Today I saw the signs again, and it’s not a good look
But ‘that’s life’ they say, crime pays
And I’ll stop crime whenever this grime decides to pay

The perseverance and vision of Kano gave me belief in sticking to a moral code. He was mature beyond belief—a young man with an old soul. Having dabbled in things I am not proud of to get by, I still managed to write for a decade without getting paid once. The first time I got paid was for an interview I did with the producer of this song, Fraser T. Smith, who told me that Kano, Stormzy and Dave were his three favourite artists to work with for the ideas and passion they implemented into their craft. I was shocked, fanning, but elated at the full circle journey of me. Hence, I hail such people as pivotal inspirations in my life. I couldn’t MC, but I could write.

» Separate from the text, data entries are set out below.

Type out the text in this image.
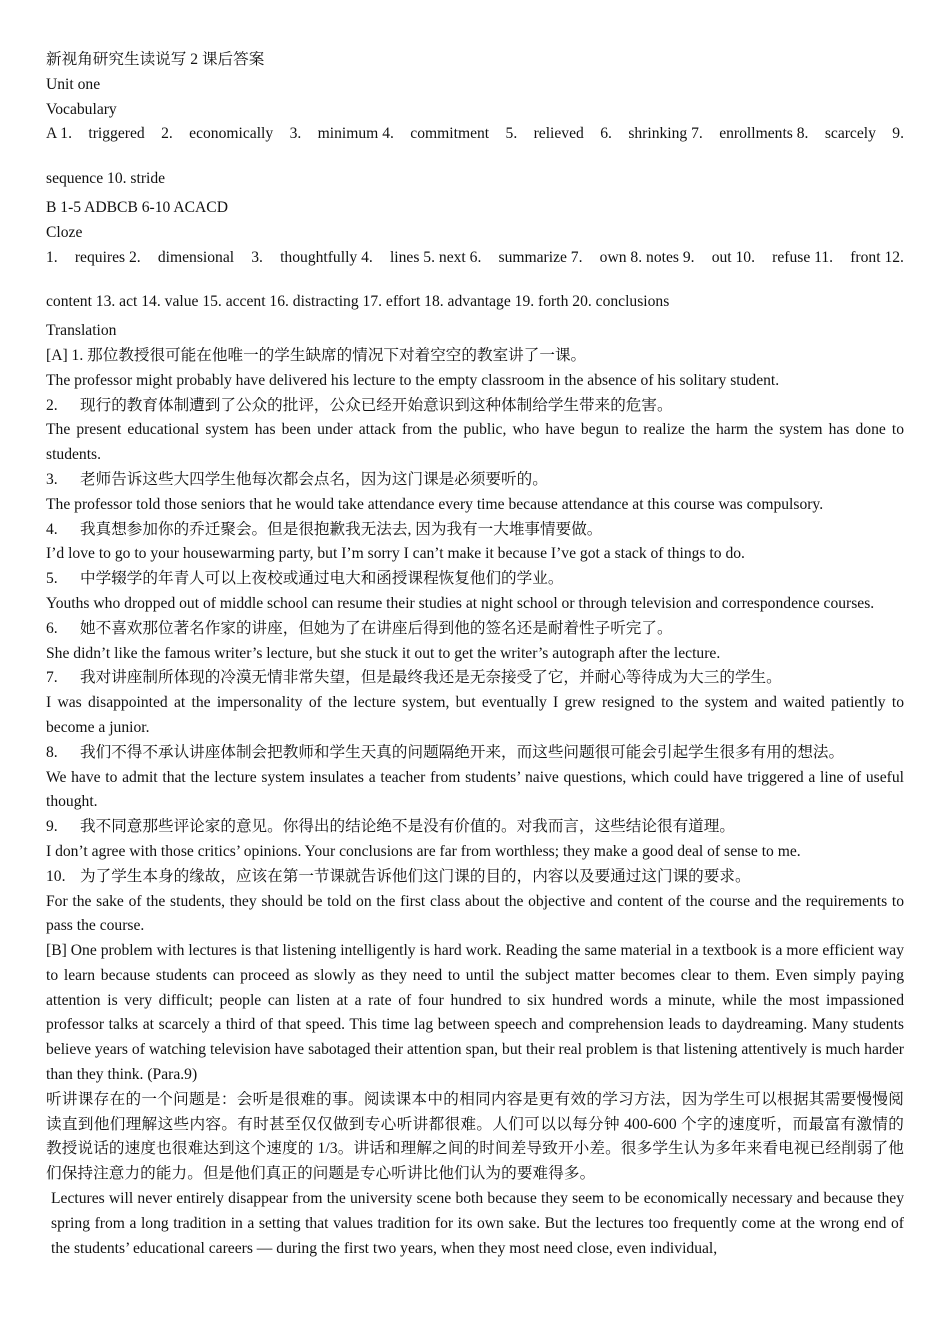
新视角研究生读说写 2 课后答案

Unit one

Vocabulary

A 1. triggered 2. economically 3. minimum 4. commitment 5. relieved 6. shrinking 7. enrollments 8. scarcely 9.

sequence 10. stride

B 1-5 ADBCB 6-10 ACACD

Cloze

1. requires 2. dimensional 3. thoughtfully 4. lines 5. next 6. summarize 7. own 8. notes 9. out 10. refuse 11. front 12.

content 13. act 14. value 15. accent 16. distracting 17. effort 18. advantage 19. forth 20. conclusions

Translation

[A] 1. 那位教授很可能在他唯一的学生缺席的情况下对着空空的教室讲了一课。

The professor might probably have delivered his lecture to the empty classroom in the absence of his solitary student.

2. 现行的教育体制遭到了公众的批评，公众已经开始意识到这种体制给学生带来的危害。

The present educational system has been under attack from the public, who have begun to realize the harm the system has done to students.

3. 老师告诉这些大四学生他每次都会点名，因为这门课是必须要听的。

The professor told those seniors that he would take attendance every time because attendance at this course was compulsory.

4. 我真想参加你的乔迁聚会。但是很抱歉我无法去, 因为我有一大堆事情要做。

I’d love to go to your housewarming party, but I’m sorry I can’t make it because I’ve got a stack of things to do.

5. 中学辍学的年青人可以上夜校或通过电大和函授课程恢复他们的学业。

Youths who dropped out of middle school can resume their studies at night school or through television and correspondence courses.

6. 她不喜欢那位著名作家的讲座，但她为了在讲座后得到他的签名还是耐着性子听完了。

She didn’t like the famous writer’s lecture, but she stuck it out to get the writer’s autograph after the lecture.

7. 我对讲座制所体现的冷漠无情非常失望，但是最终我还是无奈接受了它，并耐心等待成为大三的学生。

I was disappointed at the impersonality of the lecture system, but eventually I grew resigned to the system and waited patiently to become a junior.

8. 我们不得不承认讲座体制会把教师和学生天真的问题隔绝开来，而这些问题很可能会引起学生很多有用的想法。

We have to admit that the lecture system insulates a teacher from students’ naive questions, which could have triggered a line of useful thought.

9. 我不同意那些评论家的意见。你得出的结论绝不是没有价值的。对我而言，这些结论很有道理。

I don’t agree with those critics’ opinions. Your conclusions are far from worthless; they make a good deal of sense to me.

10. 为了学生本身的缘故，应该在第一节课就告诉他们这门课的目的，内容以及要通过这门课的要求。

For the sake of the students, they should be told on the first class about the objective and content of the course and the requirements to pass the course.

[B] One problem with lectures is that listening intelligently is hard work. Reading the same material in a textbook is a more efficient way to learn because students can proceed as slowly as they need to until the subject matter becomes clear to them. Even simply paying attention is very difficult; people can listen at a rate of four hundred to six hundred words a minute, while the most impassioned professor talks at scarcely a third of that speed. This time lag between speech and comprehension leads to daydreaming. Many students believe years of watching television have sabotaged their attention span, but their real problem is that listening attentively is much harder than they think. (Para.9)

听讲课存在的一个问题是：会听是很难的事。阅读课本中的相同内容是更有效的学习方法，因为学生可以根据其需要慢慢阅读直到他们理解这些内容。有时甚至仅仅做到专心听讲都很难。人们可以以每分钟 400-600 个字的速度听，而最富有激情的教授说话的速度也很难达到这个速度的 1/3。讲话和理解之间的时间差导致开小差。很多学生认为多年来看电视已经削弱了他们保持注意力的能力。但是他们真正的问题是专心听讲比他们认为的要难得多。

Lectures will never entirely disappear from the university scene both because they seem to be economically necessary and because they spring from a long tradition in a setting that values tradition for its own sake. But the lectures too frequently come at the wrong end of the students’ educational careers — during the first two years, when they most need close, even individual,
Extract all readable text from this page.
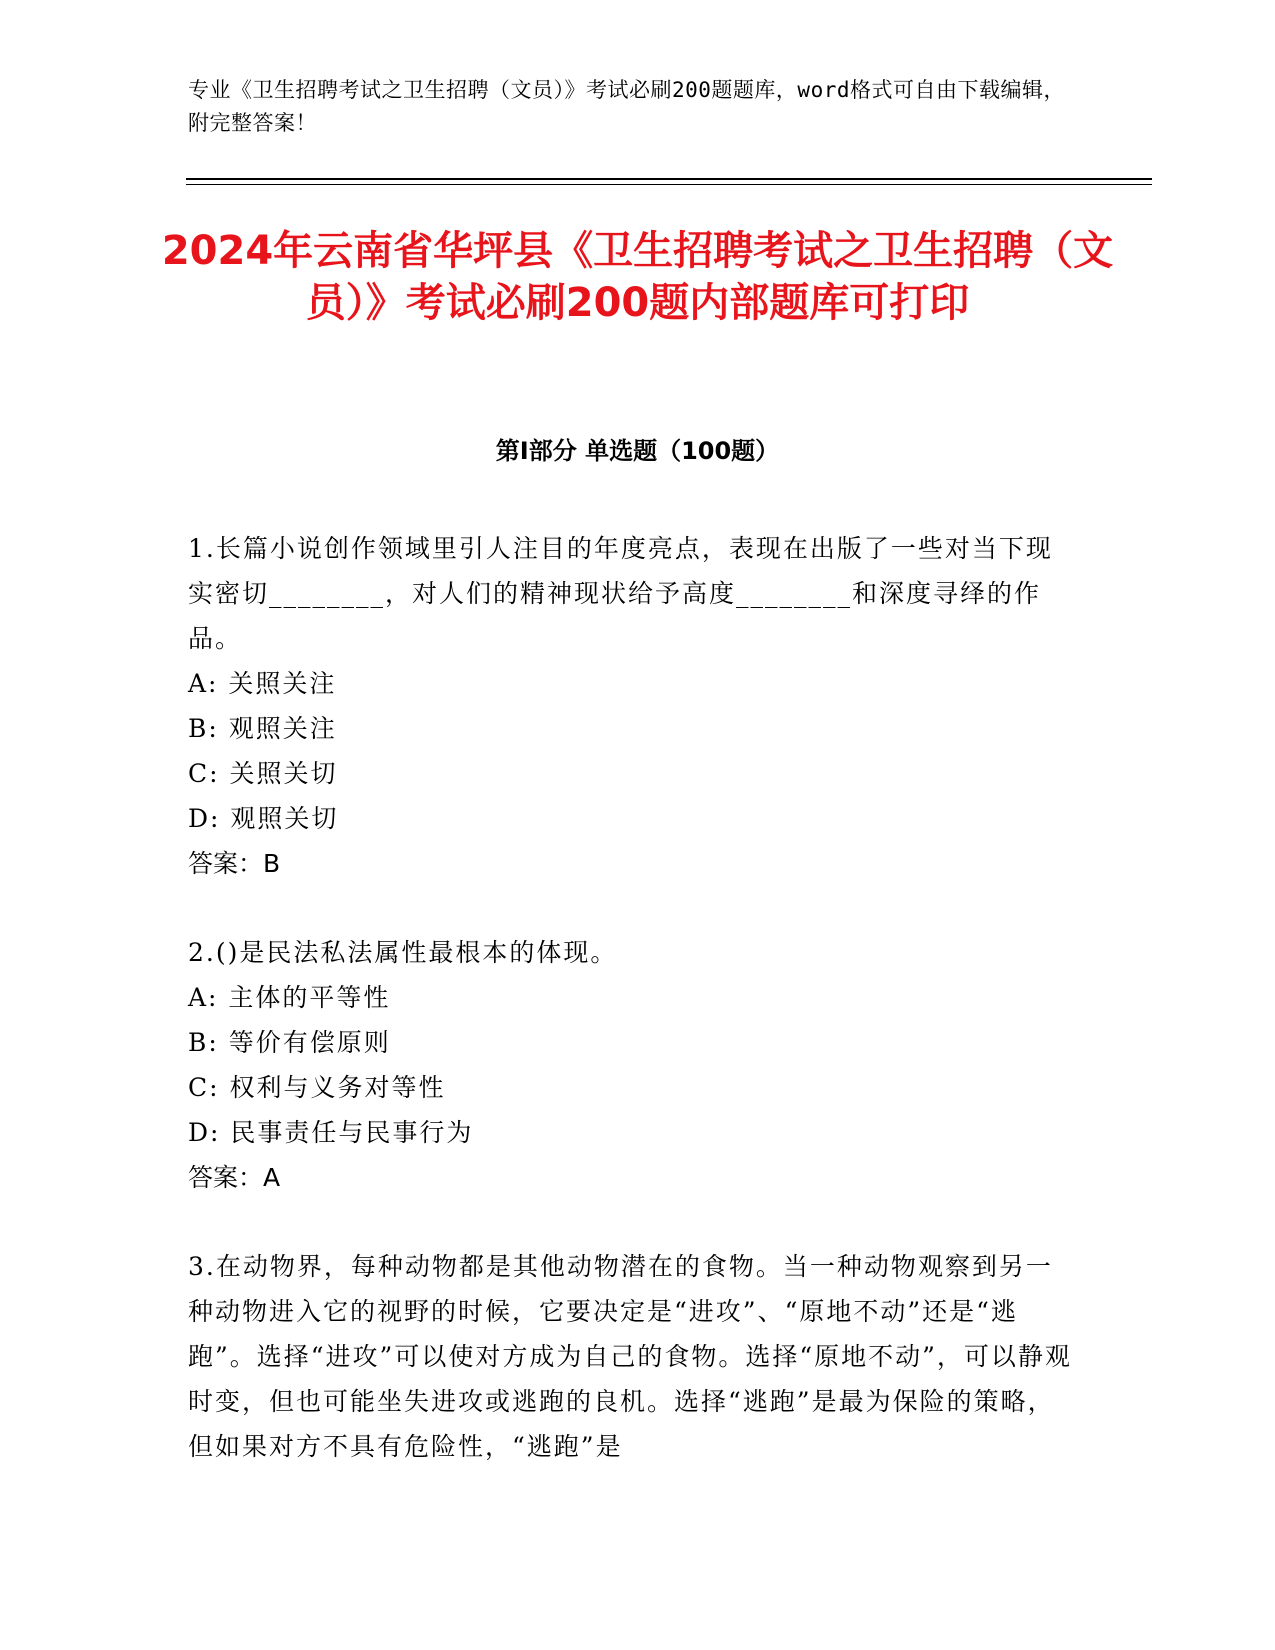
专业《卫生招聘考试之卫生招聘（文员）》考试必刷200题题库，word格式可自由下载编辑，附完整答案！
2024年云南省华坪县《卫生招聘考试之卫生招聘（文员）》考试必刷200题内部题库可打印
第Ⅰ部分 单选题（100题）

1.长篇小说创作领域里引人注目的年度亮点，表现在出版了一些对当下现实密切________，对人们的精神现状给予高度________和深度寻绎的作品。

A: 关照关注

B: 观照关注

C: 关照关切

D: 观照关切

答案：B

2.()是民法私法属性最根本的体现。

A: 主体的平等性

B: 等价有偿原则

C: 权利与义务对等性

D: 民事责任与民事行为

答案：A

3.在动物界，每种动物都是其他动物潜在的食物。当一种动物观察到另一种动物进入它的视野的时候，它要决定是“进攻”、“原地不动”还是“逃跑”。选择“进攻”可以使对方成为自己的食物。选择“原地不动”，可以静观时变，但也可能坐失进攻或逃跑的良机。选择“逃跑”是最为保险的策略，但如果对方不具有危险性，“逃跑”是
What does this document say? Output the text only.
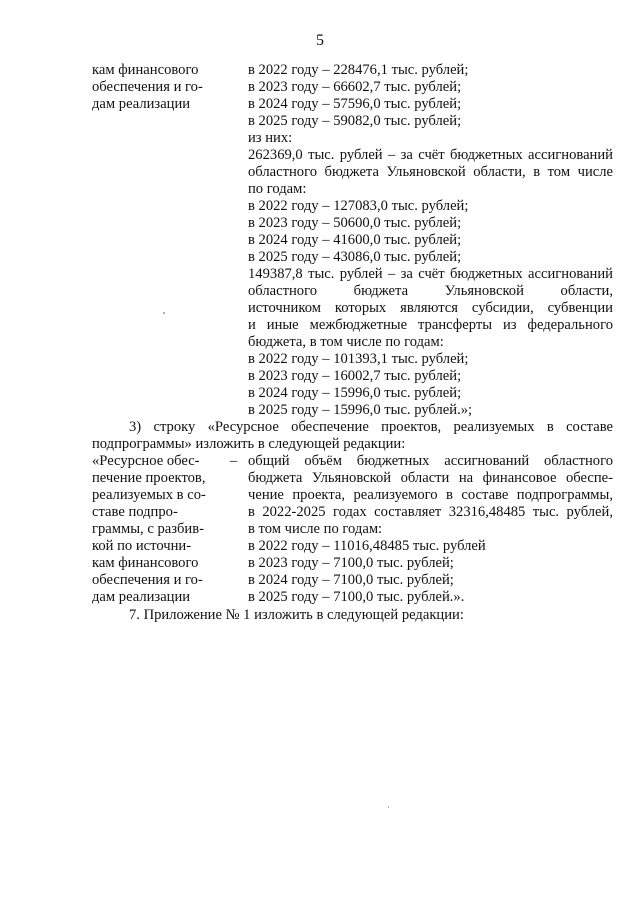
5
кам финансового
обеспечения и го-
дам реализации
в 2022 году – 228476,1 тыс. рублей;
в 2023 году – 66602,7 тыс. рублей;
в 2024 году – 57596,0 тыс. рублей;
в 2025 году – 59082,0 тыс. рублей;
из них:
262369,0 тыс. рублей – за счёт бюджетных ассигнований
областного бюджета Ульяновской области, в том числе
по годам:
в 2022 году – 127083,0 тыс. рублей;
в 2023 году – 50600,0 тыс. рублей;
в 2024 году – 41600,0 тыс. рублей;
в 2025 году – 43086,0 тыс. рублей;
149387,8 тыс. рублей – за счёт бюджетных ассигнований
областного бюджета Ульяновской области,
источником которых являются субсидии, субвенции
и иные межбюджетные трансферты из федерального
бюджета, в том числе по годам:
в 2022 году – 101393,1 тыс. рублей;
в 2023 году – 16002,7 тыс. рублей;
в 2024 году – 15996,0 тыс. рублей;
в 2025 году – 15996,0 тыс. рублей.»;
3) строку «Ресурсное обеспечение проектов, реализуемых в составе
подпрограммы» изложить в следующей редакции:
«Ресурсное обес-
печение проектов,
реализуемых в со-
ставе подпро-
граммы, с разбив-
кой по источни-
кам финансового
обеспечения и го-
дам реализации
– общий объём бюджетных ассигнований областного
бюджета Ульяновской области на финансовое обеспе-
чение проекта, реализуемого в составе подпрограммы,
в 2022-2025 годах составляет 32316,48485 тыс. рублей,
в том числе по годам:
в 2022 году – 11016,48485 тыс. рублей
в 2023 году – 7100,0 тыс. рублей;
в 2024 году – 7100,0 тыс. рублей;
в 2025 году – 7100,0 тыс. рублей.».
7. Приложение № 1 изложить в следующей редакции:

Every now and then, I listen to “Signs In Life” to tell me that everything will be okay. The meaning of it transitioned over time, from a star-gazing kid to a reasonable adult, acknowledging the quotes as some sort of sermon to live by. It has become therapeutic, as much as it was pensive the first time, to a point “Signs In Life” shuffled in my head on my key search. Overcoming the dread, patience allowed me to find my keys. Heeding Sanchez’s original, I realised the amazing degrees in which songs like these exist. Maybe losing my keys and revisiting this classic was another sign in life for me.